Dependendo da localização da massa pode ser do pulmão inteiro, lobos ou
segmentos. Dispneia, desconforto e tosse seca. Retração do hemitórax e
tiragem. Expansibilidade e frêmito diminuídos (FTV tb pode ser abolido).
Submacicez/macicez.

c. Hiperaeração: enfisema. Dispneia que se agrava lentamente até a insuf.


respiratória. Redução do murmúrio vesicular e expiração prolongada.
Expansibilidade e FTV diminuídos e tórax em tonel.

d. Congestão passiva: IVE ou estenose mitral. Acúmulo de líquido -> dispneia de


esforço, ortopneia e dispneia paroxística noturna. Tosse seca ou com
expectoração rósea. Expansibilidade normal ou diminuída. FTV normal ou
aumentado. Submacicez e estertores finos* nas bases pulmonares. Expiração
prolongada.

e. Escavação/caverna pulmonar: eliminação do parênquima em área que sofreu


necrobiose (abcessos, neoplasias, micose e TB – causa principal). Tosse
produtiva (purulenta/hemóptica) e vômica. Para detectar no ex.físico a caverna
deve ter diâmetro de 4cm (mín) e estar próxima à periferia. Expansibilidade
diminuída na região afetada. FTV aumentado (se houver secreção).
Timpanismo. Som broncovesicular ou brônquico no lugar do murmúrio.
Pectorilóquia.

3. Síndromes pleurais:

a. Síndrome pleurítica: pleurite (TB, inflamações, colagenoses, viroses, doenças


reumáticas, neoplasias). ATRITO PLEURAL* (ausculta) e DOR LOCALIZADA. Se
a evolução evolui com a produção de líquido que se acumula no espaço pleural:
desaparecimento da dor e do atrito -> evolução para síndrome de derrame
pleural. Sintomas: dor torácica ventilatória dependente. Expansibilidade e FTV
diminuídos. Submacicez.

b.

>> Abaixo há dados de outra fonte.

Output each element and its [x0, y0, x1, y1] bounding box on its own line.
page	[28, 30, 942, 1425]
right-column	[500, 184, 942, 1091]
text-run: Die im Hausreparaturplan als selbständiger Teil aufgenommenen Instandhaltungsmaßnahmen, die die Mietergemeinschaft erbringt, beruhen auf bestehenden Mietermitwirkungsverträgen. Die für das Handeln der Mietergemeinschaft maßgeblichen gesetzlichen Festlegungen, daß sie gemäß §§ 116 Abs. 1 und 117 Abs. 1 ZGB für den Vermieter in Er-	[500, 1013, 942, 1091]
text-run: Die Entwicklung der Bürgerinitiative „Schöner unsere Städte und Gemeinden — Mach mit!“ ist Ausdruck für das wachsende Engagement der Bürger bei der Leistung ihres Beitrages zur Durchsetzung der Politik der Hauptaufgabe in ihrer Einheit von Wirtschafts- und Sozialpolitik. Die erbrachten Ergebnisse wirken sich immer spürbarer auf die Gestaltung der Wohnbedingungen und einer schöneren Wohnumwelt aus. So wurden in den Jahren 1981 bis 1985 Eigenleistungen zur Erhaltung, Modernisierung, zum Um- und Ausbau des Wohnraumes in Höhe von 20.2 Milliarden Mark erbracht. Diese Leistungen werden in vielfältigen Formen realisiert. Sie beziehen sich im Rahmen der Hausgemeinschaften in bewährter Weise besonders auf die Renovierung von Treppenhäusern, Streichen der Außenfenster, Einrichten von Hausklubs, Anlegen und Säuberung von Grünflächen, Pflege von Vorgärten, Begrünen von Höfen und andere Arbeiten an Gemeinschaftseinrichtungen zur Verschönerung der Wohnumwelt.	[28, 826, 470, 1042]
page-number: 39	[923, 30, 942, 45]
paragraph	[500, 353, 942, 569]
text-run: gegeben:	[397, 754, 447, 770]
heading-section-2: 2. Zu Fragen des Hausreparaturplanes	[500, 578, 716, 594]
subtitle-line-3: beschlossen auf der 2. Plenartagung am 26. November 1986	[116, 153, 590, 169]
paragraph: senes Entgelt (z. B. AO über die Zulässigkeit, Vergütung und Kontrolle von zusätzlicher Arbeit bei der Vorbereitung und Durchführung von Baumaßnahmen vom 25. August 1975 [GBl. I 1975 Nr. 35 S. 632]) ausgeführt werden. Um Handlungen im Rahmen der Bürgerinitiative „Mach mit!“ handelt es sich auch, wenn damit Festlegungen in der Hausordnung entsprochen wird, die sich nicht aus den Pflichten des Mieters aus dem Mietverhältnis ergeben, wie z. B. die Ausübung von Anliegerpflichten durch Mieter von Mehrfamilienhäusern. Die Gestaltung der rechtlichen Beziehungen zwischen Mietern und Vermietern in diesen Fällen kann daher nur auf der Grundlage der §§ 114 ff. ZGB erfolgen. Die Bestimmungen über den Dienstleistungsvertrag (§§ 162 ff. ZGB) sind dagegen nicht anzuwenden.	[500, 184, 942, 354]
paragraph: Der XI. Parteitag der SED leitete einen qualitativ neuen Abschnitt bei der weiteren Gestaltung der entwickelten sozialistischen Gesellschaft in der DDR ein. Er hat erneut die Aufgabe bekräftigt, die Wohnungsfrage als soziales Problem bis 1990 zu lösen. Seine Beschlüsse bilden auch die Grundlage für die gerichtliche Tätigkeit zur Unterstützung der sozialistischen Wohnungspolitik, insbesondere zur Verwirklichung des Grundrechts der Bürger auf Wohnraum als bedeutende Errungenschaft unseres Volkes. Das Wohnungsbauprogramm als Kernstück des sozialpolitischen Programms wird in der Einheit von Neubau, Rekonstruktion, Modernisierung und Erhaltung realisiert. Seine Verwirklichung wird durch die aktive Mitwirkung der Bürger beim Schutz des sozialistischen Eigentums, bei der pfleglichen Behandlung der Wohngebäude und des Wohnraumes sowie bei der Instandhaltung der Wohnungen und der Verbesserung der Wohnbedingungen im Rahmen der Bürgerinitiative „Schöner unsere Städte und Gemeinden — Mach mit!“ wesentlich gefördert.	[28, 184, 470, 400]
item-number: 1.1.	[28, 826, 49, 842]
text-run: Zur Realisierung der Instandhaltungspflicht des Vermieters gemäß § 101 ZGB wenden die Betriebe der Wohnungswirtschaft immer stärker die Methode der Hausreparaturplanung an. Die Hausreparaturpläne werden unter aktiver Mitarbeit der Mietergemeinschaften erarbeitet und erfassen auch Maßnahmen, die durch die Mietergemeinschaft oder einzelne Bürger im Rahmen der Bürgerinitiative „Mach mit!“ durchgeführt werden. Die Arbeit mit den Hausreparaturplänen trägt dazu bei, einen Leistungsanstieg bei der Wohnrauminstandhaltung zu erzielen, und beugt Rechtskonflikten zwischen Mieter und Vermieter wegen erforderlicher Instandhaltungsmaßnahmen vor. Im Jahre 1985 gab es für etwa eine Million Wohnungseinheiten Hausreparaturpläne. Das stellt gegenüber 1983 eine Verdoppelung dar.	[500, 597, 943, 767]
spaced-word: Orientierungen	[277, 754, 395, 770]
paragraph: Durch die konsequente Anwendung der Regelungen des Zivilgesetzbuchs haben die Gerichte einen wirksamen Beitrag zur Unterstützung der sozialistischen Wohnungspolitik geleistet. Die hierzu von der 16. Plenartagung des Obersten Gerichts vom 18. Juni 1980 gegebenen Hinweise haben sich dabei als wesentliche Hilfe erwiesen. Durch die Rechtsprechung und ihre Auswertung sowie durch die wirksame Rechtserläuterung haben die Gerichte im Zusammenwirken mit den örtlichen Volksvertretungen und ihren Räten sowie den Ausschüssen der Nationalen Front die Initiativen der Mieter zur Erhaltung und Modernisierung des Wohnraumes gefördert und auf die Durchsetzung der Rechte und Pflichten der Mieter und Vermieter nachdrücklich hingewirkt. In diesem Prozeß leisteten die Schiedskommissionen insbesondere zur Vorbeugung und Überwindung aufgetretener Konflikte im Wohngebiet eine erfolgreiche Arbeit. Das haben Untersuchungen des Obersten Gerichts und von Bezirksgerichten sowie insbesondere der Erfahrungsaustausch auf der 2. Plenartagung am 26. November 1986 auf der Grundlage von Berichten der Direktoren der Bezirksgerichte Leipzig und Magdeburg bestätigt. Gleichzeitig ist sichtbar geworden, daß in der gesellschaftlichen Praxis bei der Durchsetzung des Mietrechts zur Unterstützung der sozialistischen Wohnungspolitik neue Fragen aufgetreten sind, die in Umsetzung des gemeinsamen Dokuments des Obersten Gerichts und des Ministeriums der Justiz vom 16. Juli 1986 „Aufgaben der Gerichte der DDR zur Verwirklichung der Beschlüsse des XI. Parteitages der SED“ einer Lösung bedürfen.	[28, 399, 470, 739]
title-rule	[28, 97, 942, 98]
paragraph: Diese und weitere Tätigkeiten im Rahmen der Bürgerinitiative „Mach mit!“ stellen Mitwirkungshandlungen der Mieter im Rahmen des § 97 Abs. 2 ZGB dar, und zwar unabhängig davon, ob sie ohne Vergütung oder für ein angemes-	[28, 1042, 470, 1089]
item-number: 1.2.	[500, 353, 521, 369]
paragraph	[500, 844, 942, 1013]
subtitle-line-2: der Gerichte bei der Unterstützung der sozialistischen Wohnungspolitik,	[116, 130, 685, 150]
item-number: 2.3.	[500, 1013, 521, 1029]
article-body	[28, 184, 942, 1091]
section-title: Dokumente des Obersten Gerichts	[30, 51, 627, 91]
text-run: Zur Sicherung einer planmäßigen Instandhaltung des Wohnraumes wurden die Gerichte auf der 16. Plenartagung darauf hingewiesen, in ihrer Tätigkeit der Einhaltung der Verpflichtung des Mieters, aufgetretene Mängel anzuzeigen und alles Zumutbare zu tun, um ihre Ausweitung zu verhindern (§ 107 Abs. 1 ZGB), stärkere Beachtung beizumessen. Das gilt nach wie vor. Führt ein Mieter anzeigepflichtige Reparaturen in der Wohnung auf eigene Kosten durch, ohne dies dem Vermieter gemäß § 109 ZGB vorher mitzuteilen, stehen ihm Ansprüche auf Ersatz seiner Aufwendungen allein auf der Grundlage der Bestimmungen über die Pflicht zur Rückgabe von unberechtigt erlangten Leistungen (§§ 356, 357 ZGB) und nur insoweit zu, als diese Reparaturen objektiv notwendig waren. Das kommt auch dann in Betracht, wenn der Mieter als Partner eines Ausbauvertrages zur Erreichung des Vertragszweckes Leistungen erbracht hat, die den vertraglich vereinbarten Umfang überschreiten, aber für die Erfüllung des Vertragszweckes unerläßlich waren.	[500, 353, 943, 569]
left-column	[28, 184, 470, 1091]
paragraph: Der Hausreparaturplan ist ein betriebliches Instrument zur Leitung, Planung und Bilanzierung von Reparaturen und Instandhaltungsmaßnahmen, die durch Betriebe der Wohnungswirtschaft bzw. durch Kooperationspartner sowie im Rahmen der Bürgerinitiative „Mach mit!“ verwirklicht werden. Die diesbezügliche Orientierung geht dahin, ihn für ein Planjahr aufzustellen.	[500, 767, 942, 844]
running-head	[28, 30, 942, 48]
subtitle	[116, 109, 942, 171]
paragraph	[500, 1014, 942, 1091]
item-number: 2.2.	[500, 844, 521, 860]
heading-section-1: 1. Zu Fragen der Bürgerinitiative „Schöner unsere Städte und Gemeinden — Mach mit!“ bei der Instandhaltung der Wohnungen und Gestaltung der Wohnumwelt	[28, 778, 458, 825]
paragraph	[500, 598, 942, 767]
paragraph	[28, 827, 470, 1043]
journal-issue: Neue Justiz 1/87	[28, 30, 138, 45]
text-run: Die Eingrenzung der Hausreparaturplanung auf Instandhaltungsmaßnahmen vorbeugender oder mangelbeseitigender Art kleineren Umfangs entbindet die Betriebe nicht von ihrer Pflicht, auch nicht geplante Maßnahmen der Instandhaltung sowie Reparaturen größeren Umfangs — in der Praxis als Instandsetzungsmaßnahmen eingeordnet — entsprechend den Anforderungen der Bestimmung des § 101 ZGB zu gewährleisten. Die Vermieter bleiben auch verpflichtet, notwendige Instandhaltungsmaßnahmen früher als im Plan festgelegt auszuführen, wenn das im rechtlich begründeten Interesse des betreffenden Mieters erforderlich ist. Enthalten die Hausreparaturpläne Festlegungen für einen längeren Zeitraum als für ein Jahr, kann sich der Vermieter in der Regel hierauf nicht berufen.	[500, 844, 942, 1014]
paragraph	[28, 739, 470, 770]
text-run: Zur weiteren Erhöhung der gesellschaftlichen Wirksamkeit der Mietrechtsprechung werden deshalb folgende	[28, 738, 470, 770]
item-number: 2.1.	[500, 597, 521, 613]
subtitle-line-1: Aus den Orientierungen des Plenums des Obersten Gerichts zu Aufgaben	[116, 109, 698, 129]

Derrame pleural: pleurites, pneumonias, neoplasias, colagenoses, síndrome


nefrótica e IC. Dor (sem ser pleurítica), tosse seca e dispneia (dependendo do V
de líquido acumulado). Expansibilidade diminuída. FTV diminuído no local do
derrame e aumentado na área do pulmão em contato com o líquido. Macicez.
Murmúrio vesicular abolido na área do derrame. Egofonia e estertores finos na
área do pulmão em contato com o líquido.

c. Pneumotórax (s. pleural aérea): penetração de ar por traumas ou afecções (TB,


pneumoconiose, neoplasias). Comunicação de ducto com espaço pleural. Dor
no hemitórax acometido, tosse seca e dispneia. Abaulamento dos EIC (grande
quantidade de ar). Expansibilidade e FTV diminuídos. Hipersonoridade e
timpanismo*. Murmúrio vesicular diminuído.